Prepaid SIM cards offer more freedom than a lengthy mobile phone contract. However, they are also generally more expensive when it comes to calls, texts, and data usage. This means that they are a good option if you don’t use your phone much, or if you’re only staying in Switzerland for a short period. All major Swiss mobile operators offer prepaid SIM cards, so be sure to shop around and find the right one for you and your lifestyle. This is particularly true if you’re planning on crossing the border a lot, as you may prefer one that offers more flexibility with international usage.

man on phone Luzern

Swiss SIM cards can be picked up in a number of places. This includes dedicated telecoms stores, convenience stores, and a range of other outlets. Simply look out for operator signs on the shop windows. You can also buy them online. To buy a Swiss SIM card, you’ll need to provide proof of identity (such as a passport). This is a legal requirement. You’ll also need to complete a registration process, which will take at least a few minutes.

Prepaid SIM cards usually come with credit already loaded onto them, meaning that you can call and use mobile data immediately. Credit can be added online at your operator’s website, or at any store that displays any mobile operator signs. In-store, you’ll be able to pay with cash or card.

Swiss mobile numbers

Telephone numbers in Switzerland are grouped into three main categories: geographical numbers, mobile numbers, and other services. Numbers typically have 10 digits and start with a 0. The first few digits of a phone number dictates which category the number falls into:

  • 02/03/04/05/06/071 – these are geographical numbers based on regional location within Switzerland. For example, phone numbers in the Zurich and Luzern regions start with 04 followed by eight further digits.
  • 074/075/076/077/078/079 – these are mobile phone numbers.
  • 08/09 – these are special and non-geographic numbers, covering free phone numbers and other services.

When calling a Swiss phone number from outside of Switzerland, you’ll need to add the country’s international dialing code. This is 0041 or +41. You then leave off the first “0” from the mobile number.

If you’re changing mobile phone providers in Switzerland, you may be able to keep your existing number. Speak to your new operator and see if you can simply swap your phone number across.

If you need to make an emergency call, such as to the pan-European number 112, you will be able to make the call from your mobile phone, regardless of whether you have a functioning SIM or coverage. It’s a good idea to save this full list of emergency numbers in Switzerland and keep it handy.

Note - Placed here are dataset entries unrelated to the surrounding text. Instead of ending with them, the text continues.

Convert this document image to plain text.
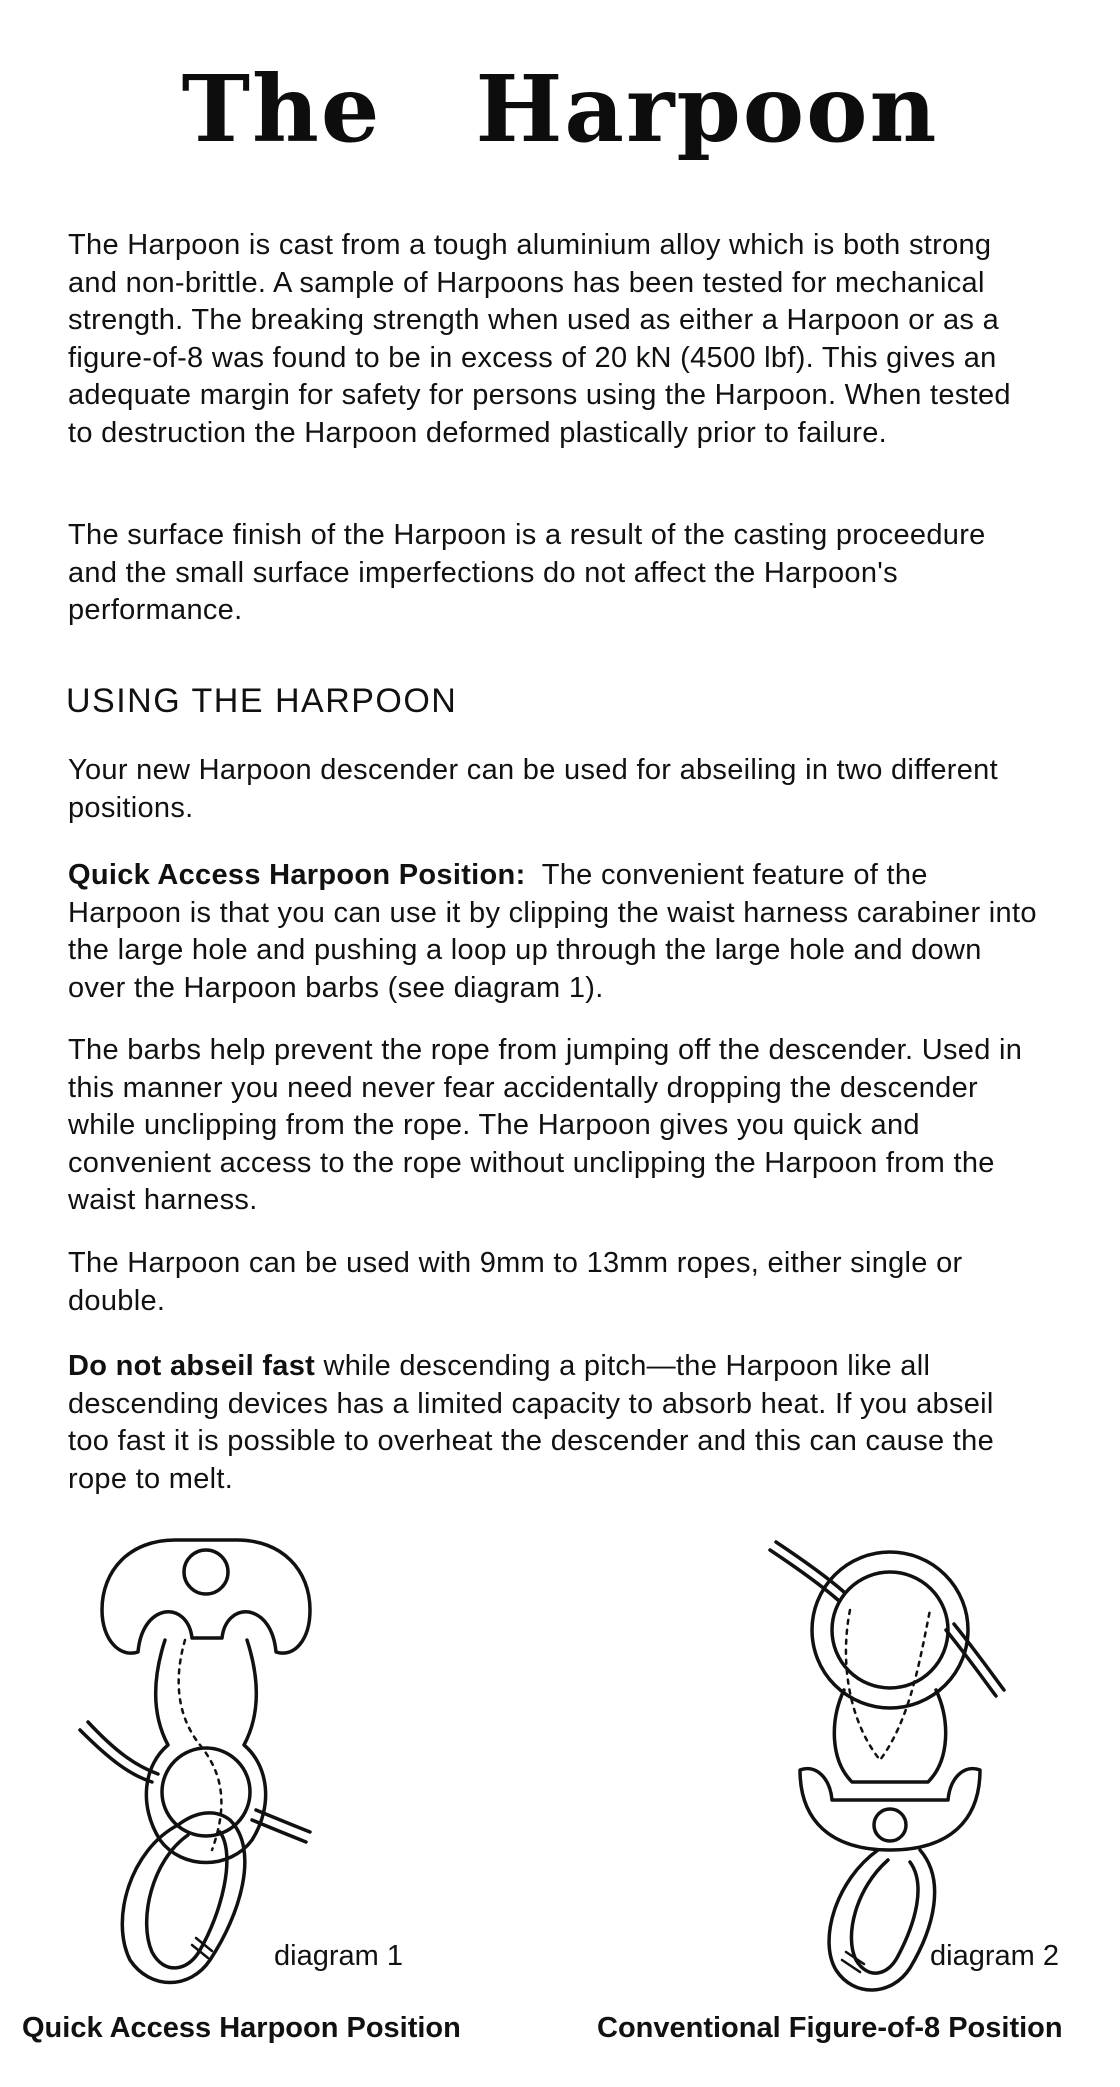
The Harpoon

The Harpoon is cast from a tough aluminium alloy which is both strong and non-brittle. A sample of Harpoons has been tested for mechanical strength. The breaking strength when used as either a Harpoon or as a figure-of-8 was found to be in excess of 20 kN (4500 lbf). This gives an adequate margin for safety for persons using the Harpoon. When tested to destruction the Harpoon deformed plastically prior to failure.

The surface finish of the Harpoon is a result of the casting proceedure and the small surface imperfections do not affect the Harpoon's performance.

USING THE HARPOON

Your new Harpoon descender can be used for abseiling in two different positions.

Quick Access Harpoon Position: The convenient feature of the Harpoon is that you can use it by clipping the waist harness carabiner into the large hole and pushing a loop up through the large hole and down over the Harpoon barbs (see diagram 1).

The barbs help prevent the rope from jumping off the descender. Used in this manner you need never fear accidentally dropping the descender while unclipping from the rope. The Harpoon gives you quick and convenient access to the rope without unclipping the Harpoon from the waist harness.

The Harpoon can be used with 9mm to 13mm ropes, either single or double.

Do not abseil fast while descending a pitch—the Harpoon like all descending devices has a limited capacity to absorb heat. If you abseil too fast it is possible to overheat the descender and this can cause the rope to melt.

diagram 1
Quick Access Harpoon Position
diagram 2
Conventional Figure-of-8 Position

Repairing a mobile phone in Switzerland

Have you just had to fish your phone out of one of Switzerland’s many pristine mountain streams? Or perhaps you’ve dropped it during a wander around a picture-perfect lakeside city? Whatever’s happened, if you need to get your phone repaired in Switzerland, then you have a number of options. Some operators and manufacturers offer in-store repair services at their outlets, so check online to see if your local store has this. Alternatively, you’ll find mobile phone stores in most towns that will offer repairs.

Making a complaint about a Swiss mobile operator

Every mobile operator in Switzerland has its own complaints process should you encounter any difficulties. You should use this if you have problems or feel that the service has not been what you expected. You’ll be able to find this information easily on their website. However, should you want to complain about the operator itself, you can do so by contacting Switzerland’s Federal Communications Commission (ComCom), the country’s telecoms regulator. Through the agency, you’ll be able to submit your complaint along with any relevant supporting documents.